After I emailed her, I regretted even reminding her about my faux pas.  I worried that I might have made her cry all over again.

Turns out that it only prompted her to recall the rest of the story, which I had forgotten.  She--now a mother of two kids--writes:
You know the best thing that happened out of that emotional encounter was .... chocolate! You were so nice, and tried to console me with a bar of chocolate. And it absolutely worked. Until this day, when I visit the mainland and go to a Trader Joes, there is no way I'm leaving the store without that Belgium chocolate bar. So that incident was a true gem, and stuck with me all these years. Chocolate can fix any problem!
I suppose I felt so awful about having triggered an emotional response in her that I had forgotten what happened after that.

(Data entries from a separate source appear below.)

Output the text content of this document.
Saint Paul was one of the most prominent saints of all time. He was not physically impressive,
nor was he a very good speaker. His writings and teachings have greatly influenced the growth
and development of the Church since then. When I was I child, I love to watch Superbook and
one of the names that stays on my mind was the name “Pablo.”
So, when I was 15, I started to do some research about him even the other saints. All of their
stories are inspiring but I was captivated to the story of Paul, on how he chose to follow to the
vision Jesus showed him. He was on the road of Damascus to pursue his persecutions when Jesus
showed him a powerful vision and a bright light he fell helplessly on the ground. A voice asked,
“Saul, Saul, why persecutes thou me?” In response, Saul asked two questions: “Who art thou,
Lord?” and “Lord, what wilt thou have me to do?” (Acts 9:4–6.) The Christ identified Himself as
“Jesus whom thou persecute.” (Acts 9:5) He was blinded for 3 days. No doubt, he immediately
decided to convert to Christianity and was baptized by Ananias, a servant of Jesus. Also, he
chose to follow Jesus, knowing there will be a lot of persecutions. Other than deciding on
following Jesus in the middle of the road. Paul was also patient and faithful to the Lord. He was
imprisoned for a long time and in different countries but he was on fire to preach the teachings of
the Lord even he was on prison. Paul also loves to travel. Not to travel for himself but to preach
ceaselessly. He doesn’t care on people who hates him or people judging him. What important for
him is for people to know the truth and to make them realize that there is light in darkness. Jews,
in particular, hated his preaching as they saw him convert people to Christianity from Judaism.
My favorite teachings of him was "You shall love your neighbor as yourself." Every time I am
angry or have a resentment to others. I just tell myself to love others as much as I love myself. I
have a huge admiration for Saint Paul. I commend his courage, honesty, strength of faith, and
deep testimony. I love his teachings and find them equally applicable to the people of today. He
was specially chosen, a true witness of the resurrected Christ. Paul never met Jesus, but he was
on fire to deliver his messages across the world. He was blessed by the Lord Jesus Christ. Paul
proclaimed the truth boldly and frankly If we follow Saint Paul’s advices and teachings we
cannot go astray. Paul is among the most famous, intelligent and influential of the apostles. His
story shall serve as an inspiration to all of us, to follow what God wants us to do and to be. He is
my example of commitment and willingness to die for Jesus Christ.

I am not surprised, however, that I offered her chocolate.  I do that even now.  Even when students do not cry in my office.

I have no idea about the lyrics in this old favorite of mine that I have embedded here ... the melody feels just appropriate for the moment ...

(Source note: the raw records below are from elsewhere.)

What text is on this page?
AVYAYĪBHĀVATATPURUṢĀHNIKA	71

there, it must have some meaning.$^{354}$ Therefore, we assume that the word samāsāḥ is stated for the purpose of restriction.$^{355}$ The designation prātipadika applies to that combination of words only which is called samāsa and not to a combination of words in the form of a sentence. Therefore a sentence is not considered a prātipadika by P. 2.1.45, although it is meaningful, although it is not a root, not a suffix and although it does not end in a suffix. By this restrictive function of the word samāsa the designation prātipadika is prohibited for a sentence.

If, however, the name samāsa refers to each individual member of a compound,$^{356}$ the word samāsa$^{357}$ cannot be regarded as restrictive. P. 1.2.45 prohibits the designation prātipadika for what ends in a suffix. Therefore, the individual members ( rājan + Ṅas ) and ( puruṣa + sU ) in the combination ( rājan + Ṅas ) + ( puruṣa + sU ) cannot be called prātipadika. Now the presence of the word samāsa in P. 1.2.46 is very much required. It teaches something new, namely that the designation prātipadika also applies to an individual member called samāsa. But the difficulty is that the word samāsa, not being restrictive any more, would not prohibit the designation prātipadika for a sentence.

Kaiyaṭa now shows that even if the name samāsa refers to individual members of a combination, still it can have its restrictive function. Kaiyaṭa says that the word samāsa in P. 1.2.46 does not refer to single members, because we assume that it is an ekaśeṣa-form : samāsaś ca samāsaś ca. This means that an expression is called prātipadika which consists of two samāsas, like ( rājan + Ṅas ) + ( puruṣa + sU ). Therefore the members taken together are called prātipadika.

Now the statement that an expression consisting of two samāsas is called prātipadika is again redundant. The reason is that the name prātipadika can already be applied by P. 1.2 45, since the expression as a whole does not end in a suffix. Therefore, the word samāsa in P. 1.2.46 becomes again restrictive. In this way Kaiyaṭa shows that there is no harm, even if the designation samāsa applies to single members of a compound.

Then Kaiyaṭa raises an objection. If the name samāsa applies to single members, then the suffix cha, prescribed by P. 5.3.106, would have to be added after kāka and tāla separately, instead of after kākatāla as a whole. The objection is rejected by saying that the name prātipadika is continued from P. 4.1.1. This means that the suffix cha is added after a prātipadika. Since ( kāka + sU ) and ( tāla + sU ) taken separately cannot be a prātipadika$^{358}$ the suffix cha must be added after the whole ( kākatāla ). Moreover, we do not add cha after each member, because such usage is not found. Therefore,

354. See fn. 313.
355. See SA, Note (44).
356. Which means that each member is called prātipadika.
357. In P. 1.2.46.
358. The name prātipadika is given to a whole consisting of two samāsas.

Thursday, November 11, 2010

The end of the world in 20 years: chocolate will become expensive

The world could run out of affordable chocolate within 20 years as farmers abandon their crops in the global cocoa basket of West Africa, industry experts claim.
If that is not a sign of the coming end of the world!

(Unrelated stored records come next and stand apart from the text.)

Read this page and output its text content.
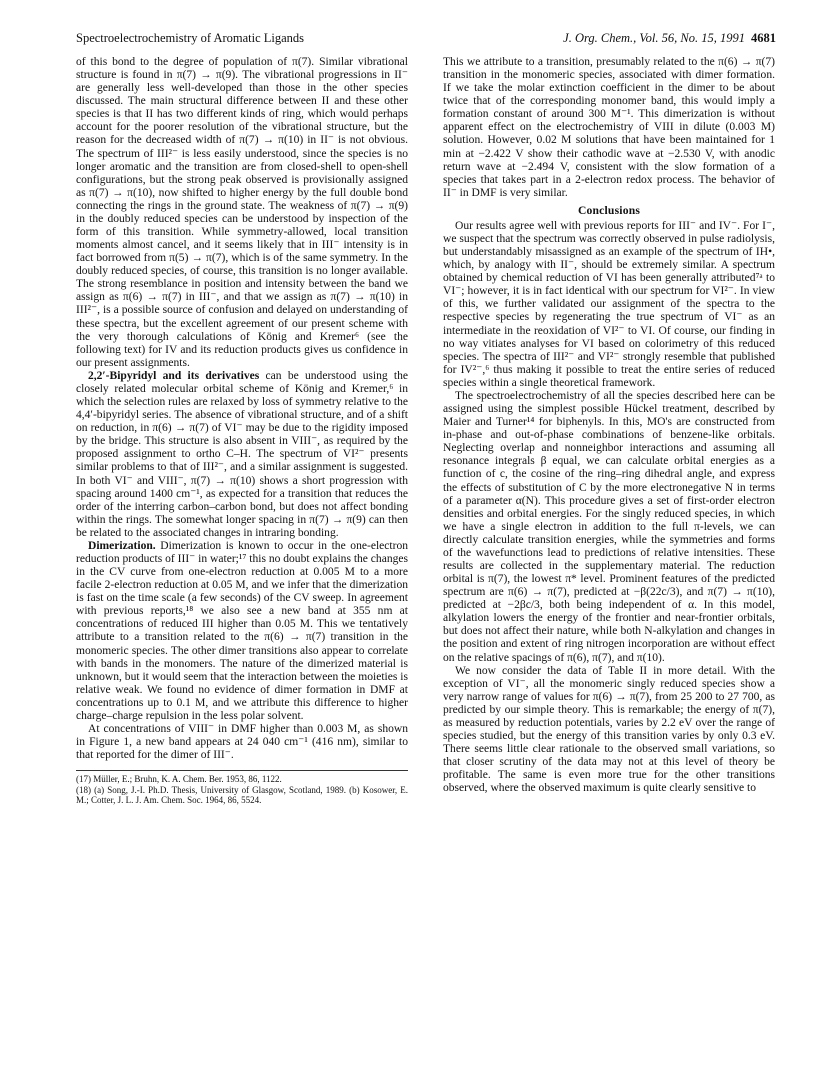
Spectroelectrochemistry of Aromatic Ligands	J. Org. Chem., Vol. 56, No. 15, 1991 4681

of this bond to the degree of population of π(7). Similar vibrational structure is found in π(7) → π(9). The vibrational progressions in II⁻ are generally less well-developed than those in the other species discussed. The main structural difference between II and these other species is that II has two different kinds of ring, which would perhaps account for the poorer resolution of the vibrational structure, but the reason for the decreased width of π(7) → π(10) in II⁻ is not obvious. The spectrum of III²⁻ is less easily understood, since the species is no longer aromatic and the transition are from closed-shell to open-shell configurations, but the strong peak observed is provisionally assigned as π(7) → π(10), now shifted to higher energy by the full double bond connecting the rings in the ground state. The weakness of π(7) → π(9) in the doubly reduced species can be understood by inspection of the form of this transition. While symmetry-allowed, local transition moments almost cancel, and it seems likely that in III⁻ intensity is in fact borrowed from π(5) → π(7), which is of the same symmetry. In the doubly reduced species, of course, this transition is no longer available. The strong resemblance in position and intensity between the band we assign as π(6) → π(7) in III⁻, and that we assign as π(7) → π(10) in III²⁻, is a possible source of confusion and delayed on understanding of these spectra, but the excellent agreement of our present scheme with the very thorough calculations of König and Kremer⁶ (see the following text) for IV and its reduction products gives us confidence in our present assignments.

2,2′-Bipyridyl and its derivatives can be understood using the closely related molecular orbital scheme of König and Kremer,⁶ in which the selection rules are relaxed by loss of symmetry relative to the 4,4′-bipyridyl series. The absence of vibrational structure, and of a shift on reduction, in π(6) → π(7) of VI⁻ may be due to the rigidity imposed by the bridge. This structure is also absent in VIII⁻, as required by the proposed assignment to ortho C–H. The spectrum of VI²⁻ presents similar problems to that of III²⁻, and a similar assignment is suggested. In both VI⁻ and VIII⁻, π(7) → π(10) shows a short progression with spacing around 1400 cm⁻¹, as expected for a transition that reduces the order of the interring carbon–carbon bond, but does not affect bonding within the rings. The somewhat longer spacing in π(7) → π(9) can then be related to the associated changes in intraring bonding.

Dimerization. Dimerization is known to occur in the one-electron reduction products of III⁻ in water;¹⁷ this no doubt explains the changes in the CV curve from one-electron reduction at 0.005 M to a more facile 2-electron reduction at 0.05 M, and we infer that the dimerization is fast on the time scale (a few seconds) of the CV sweep. In agreement with previous reports,¹⁸ we also see a new band at 355 nm at concentrations of reduced III higher than 0.05 M. This we tentatively attribute to a transition related to the π(6) → π(7) transition in the monomeric species. The other dimer transitions also appear to correlate with bands in the monomers. The nature of the dimerized material is unknown, but it would seem that the interaction between the moieties is relative weak. We found no evidence of dimer formation in DMF at concentrations up to 0.1 M, and we attribute this difference to higher charge–charge repulsion in the less polar solvent.

At concentrations of VIII⁻ in DMF higher than 0.003 M, as shown in Figure 1, a new band appears at 24 040 cm⁻¹ (416 nm), similar to that reported for the dimer of III⁻.

(17) Müller, E.; Bruhn, K. A. Chem. Ber. 1953, 86, 1122.
(18) (a) Song, J.-I. Ph.D. Thesis, University of Glasgow, Scotland, 1989. (b) Kosower, E. M.; Cotter, J. L. J. Am. Chem. Soc. 1964, 86, 5524.

This we attribute to a transition, presumably related to the π(6) → π(7) transition in the monomeric species, associated with dimer formation. If we take the molar extinction coefficient in the dimer to be about twice that of the corresponding monomer band, this would imply a formation constant of around 300 M⁻¹. This dimerization is without apparent effect on the electrochemistry of VIII in dilute (0.003 M) solution. However, 0.02 M solutions that have been maintained for 1 min at −2.422 V show their cathodic wave at −2.530 V, with anodic return wave at −2.494 V, consistent with the slow formation of a species that takes part in a 2-electron redox process. The behavior of II⁻ in DMF is very similar.

Conclusions

Our results agree well with previous reports for III⁻ and IV⁻. For I⁻, we suspect that the spectrum was correctly observed in pulse radiolysis, but understandably misassigned as an example of the spectrum of IH•, which, by analogy with II⁻, should be extremely similar. A spectrum obtained by chemical reduction of VI has been generally attributed⁷ᵃ to VI⁻; however, it is in fact identical with our spectrum for VI²⁻. In view of this, we further validated our assignment of the spectra to the respective species by regenerating the true spectrum of VI⁻ as an intermediate in the reoxidation of VI²⁻ to VI. Of course, our finding in no way vitiates analyses for VI based on colorimetry of this reduced species. The spectra of III²⁻ and VI²⁻ strongly resemble that published for IV²⁻,⁶ thus making it possible to treat the entire series of reduced species within a single theoretical framework.

The spectroelectrochemistry of all the species described here can be assigned using the simplest possible Hückel treatment, described by Maier and Turner¹⁴ for biphenyls. In this, MO's are constructed from in-phase and out-of-phase combinations of benzene-like orbitals. Neglecting overlap and nonneighbor interactions and assuming all resonance integrals β equal, we can calculate orbital energies as a function of c, the cosine of the ring–ring dihedral angle, and express the effects of substitution of C by the more electronegative N in terms of a parameter α(N). This procedure gives a set of first-order electron densities and orbital energies. For the singly reduced species, in which we have a single electron in addition to the full π-levels, we can directly calculate transition energies, while the symmetries and forms of the wavefunctions lead to predictions of relative intensities. These results are collected in the supplementary material. The reduction orbital is π(7), the lowest π* level. Prominent features of the predicted spectrum are π(6) → π(7), predicted at −β(22c/3), and π(7) → π(10), predicted at −2βc/3, both being independent of α. In this model, alkylation lowers the energy of the frontier and near-frontier orbitals, but does not affect their nature, while both N-alkylation and changes in the position and extent of ring nitrogen incorporation are without effect on the relative spacings of π(6), π(7), and π(10).

We now consider the data of Table II in more detail. With the exception of VI⁻, all the monomeric singly reduced species show a very narrow range of values for π(6) → π(7), from 25 200 to 27 700, as predicted by our simple theory. This is remarkable; the energy of π(7), as measured by reduction potentials, varies by 2.2 eV over the range of species studied, but the energy of this transition varies by only 0.3 eV. There seems little clear rationale to the observed small variations, so that closer scrutiny of the data may not at this level of theory be profitable. The same is even more true for the other transitions observed, where the observed maximum is quite clearly sensitive to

"What the hell," you say?  Why this crisis?  It is actually a good thing.
But, how can this be good?  Because it makes us wake up to the reality of cocoa production:
Farmers in the countries that produce the bulk of cocoa bought by the multinationals who control the market have found the crop a bitter harvest. The minimal rewards they have historically received do not provide incentives for the time-consuming work of replanting as their trees die off – a task that usually means moving to a new area of canopied forest and waiting three to five years for a new crop to mature.
"It's hard to maintain production at high levels in a particular plot of land every time, because of pest problems that eat away at the yields and the farms need to be rejuvenated," explains Thomas Dietsch, research director of ecosystem services at the Earthwatch Organisation. "Although research into new varieties and better management methods could solve those problems, the other challenge is that cocoa is competing for agricultural space with other commodities like palm oil – which is increasingly in demand for biofuels."
Meanwhile, as the supply of the raw material diminishes, millions of new consumers in the developing world are becoming addicted to the sweet energy-fix at the end of the processing chain. "Chocolate consumption is increasing faster than cocoa production – and it's not sustainable," Tony Lass, chairman of the Cocoa Research Association, told the annual conference of Britain's Academy of Chocolate last month.
Despite price rises on the trading floor, precious little reaches the smallholders who make up 95 per cent of growers, according to Mr. Lass, a former Cadburys trader and ethical sourcing advisor who has co-authored a book on the cocoa industry.
"These smallholders earn just 80 cents a day," he says. "So there is no incentive to replant trees when they die off, and to wait up to five years for a new crop, and no younger generation around to do the replanting. The children of these African cocoa farmers, whose life expectancy is only 56, are heading for the cities rather than undertake backbreaking work for such a small reward."
This graph, from UNCTAD, is data from 2005/2006 on cocoa beans production--the share of the producing countries.  Note the importance of the two neighboring West African countries

A contrast to this geography is the geography of consumption of cocoa.

As one might hypothesize, poor people don't eat a whole lot of chocolates nor do they drink chocolate milk by the gallons.

The following chart explains it all:
I would not mind paying, for instance, a special tax every time I buy a candy bar if I can be guaranteed that the money will go directly to the cocoa producing farmers who engage in this labor-intensive activity for which their monetary rewards are low.